Example calculations

Below are some examples to illustrate the main principles of calculating your overprovisioning needs:

  • If you anticipate one new user connection every 120 seconds, and your instance provisioning time is also 120 seconds, then you only need 1 overprovisioned node, as it will replenish at the same rate that the users will require it.

  • Following the same logic, if you anticipate one new user connection every 60 seconds and your instance provisioning time is 120 seconds, then you should overprovision 2 nodes to keep up with the demand.

  • And if your demand is very high, say 10 new user connections every second, then at the same instance provisioning time of 120 seconds, you will require 1200 overprovisioned nodes. Note that such high overprovisioning will drastically increase the costs of your infrastructure.

Configuring overprovisioning on SPS

Note that overprovisioning is capped at the maximum node pool size that is configured during SPS installation to prevent accidental uncapped charges.

Navigate to Settings in the side menu on your dashboard and find the Overprovisioning tab.
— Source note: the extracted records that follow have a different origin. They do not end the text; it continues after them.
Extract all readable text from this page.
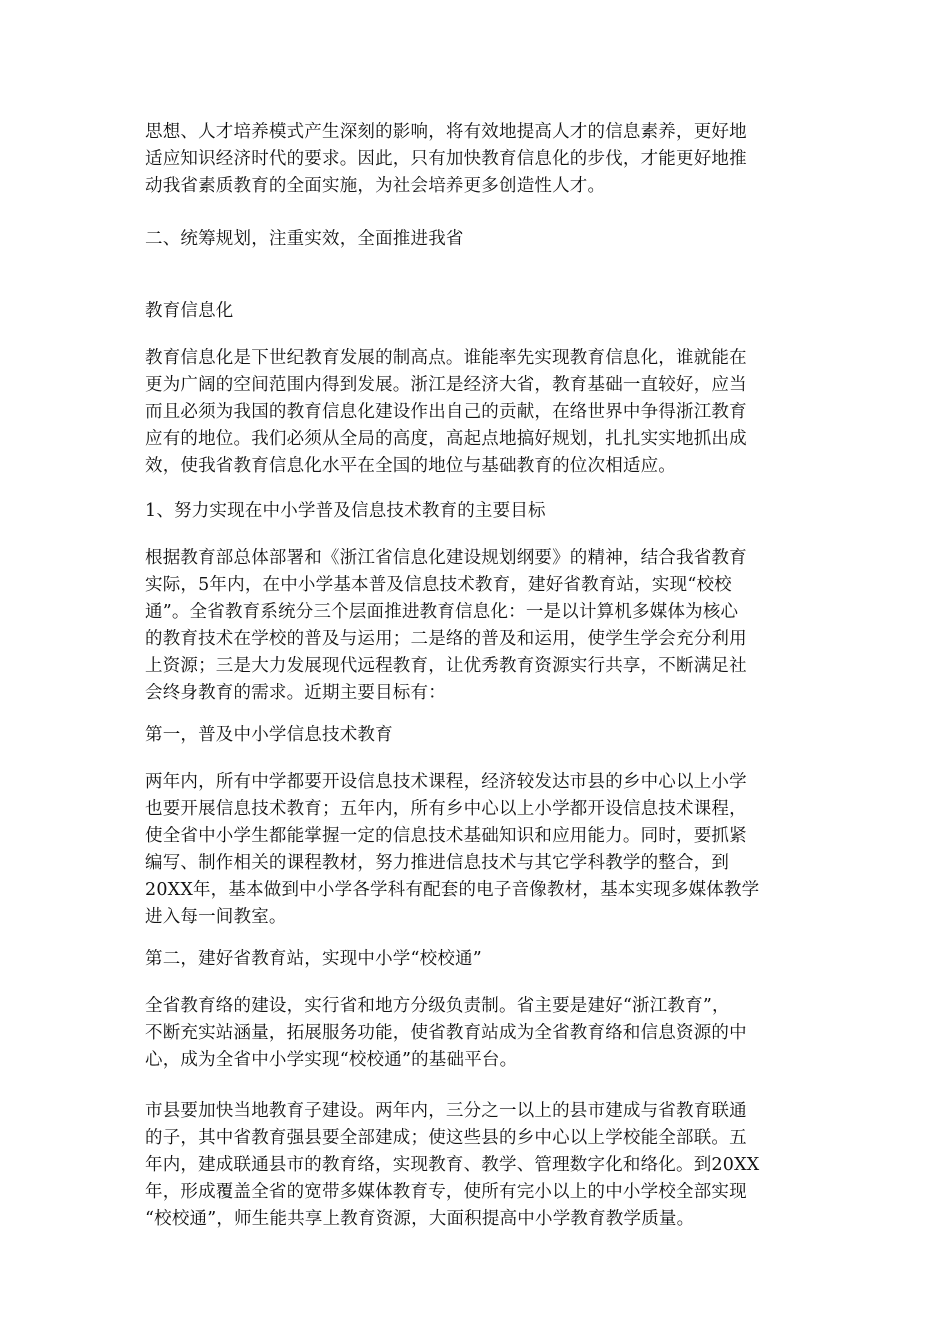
思想、人才培养模式产生深刻的影响，将有效地提高人才的信息素养，更好地
适应知识经济时代的要求。因此，只有加快教育信息化的步伐，才能更好地推
动我省素质教育的全面实施，为社会培养更多创造性人才。
二、统筹规划，注重实效，全面推进我省
教育信息化
教育信息化是下世纪教育发展的制高点。谁能率先实现教育信息化，谁就能在
更为广阔的空间范围内得到发展。浙江是经济大省，教育基础一直较好，应当
而且必须为我国的教育信息化建设作出自己的贡献，在络世界中争得浙江教育
应有的地位。我们必须从全局的高度，高起点地搞好规划，扎扎实实地抓出成
效，使我省教育信息化水平在全国的地位与基础教育的位次相适应。
1、努力实现在中小学普及信息技术教育的主要目标
根据教育部总体部署和《浙江省信息化建设规划纲要》的精神，结合我省教育
实际，5年内，在中小学基本普及信息技术教育，建好省教育站，实现“校校
通”。全省教育系统分三个层面推进教育信息化：一是以计算机多媒体为核心
的教育技术在学校的普及与运用；二是络的普及和运用，使学生学会充分利用
上资源；三是大力发展现代远程教育，让优秀教育资源实行共享，不断满足社
会终身教育的需求。近期主要目标有：
第一，普及中小学信息技术教育
两年内，所有中学都要开设信息技术课程，经济较发达市县的乡中心以上小学
也要开展信息技术教育；五年内，所有乡中心以上小学都开设信息技术课程，
使全省中小学生都能掌握一定的信息技术基础知识和应用能力。同时，要抓紧
编写、制作相关的课程教材，努力推进信息技术与其它学科教学的整合，到
20XX年，基本做到中小学各学科有配套的电子音像教材，基本实现多媒体教学
进入每一间教室。
第二，建好省教育站，实现中小学“校校通”
全省教育络的建设，实行省和地方分级负责制。省主要是建好“浙江教育”，
不断充实站涵量，拓展服务功能，使省教育站成为全省教育络和信息资源的中
心，成为全省中小学实现“校校通”的基础平台。
市县要加快当地教育子建设。两年内，三分之一以上的县市建成与省教育联通
的子，其中省教育强县要全部建成；使这些县的乡中心以上学校能全部联。五
年内，建成联通县市的教育络，实现教育、教学、管理数字化和络化。到20XX
年，形成覆盖全省的宽带多媒体教育专，使所有完小以上的中小学校全部实现
“校校通”，师生能共享上教育资源，大面积提高中小学教育教学质量。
Simply set up the desired number of overprovisioned nodes and save the settings. The nodes will become available to all applications across the cluster and will be used up by instances on a first come first served basis.

Minimum node size group

Note that in your SPS settings, you are also able to change the minimum size of a node group, which is slightly different from overprovisioning. The key difference between them is that in case of overprovisioning, the framework will immediately spin up a new node as soon as one of the “ready” pre-provisioned nodes is taken. This ensures that every new instance will have a ready node waiting for it. Whereas the minimum size of the node group allows you to reserve a certain number of nodes to be always running, if they get taken up, no new nodes will be created to replace them provisionally, and only on demand by instances instead.

Instance overprovisioning

Node overprovisioning only mitigates the scheduling latency, which means that for deployments where application startup times play a big role in the spin-up times, such as with graphically intensive Pixel Streaming applications, overprovisioning at the node level might not help solve the problem. In some cases, the UE project itself can be optimised to reduce the spin-up times, but if this is not possible, then the only way to reduce stream startup times to acceptable levels is to maintain a ready buffer of additional application instances, already loaded and ready to receive connections immediately. We are currently working on bringing this feature to you.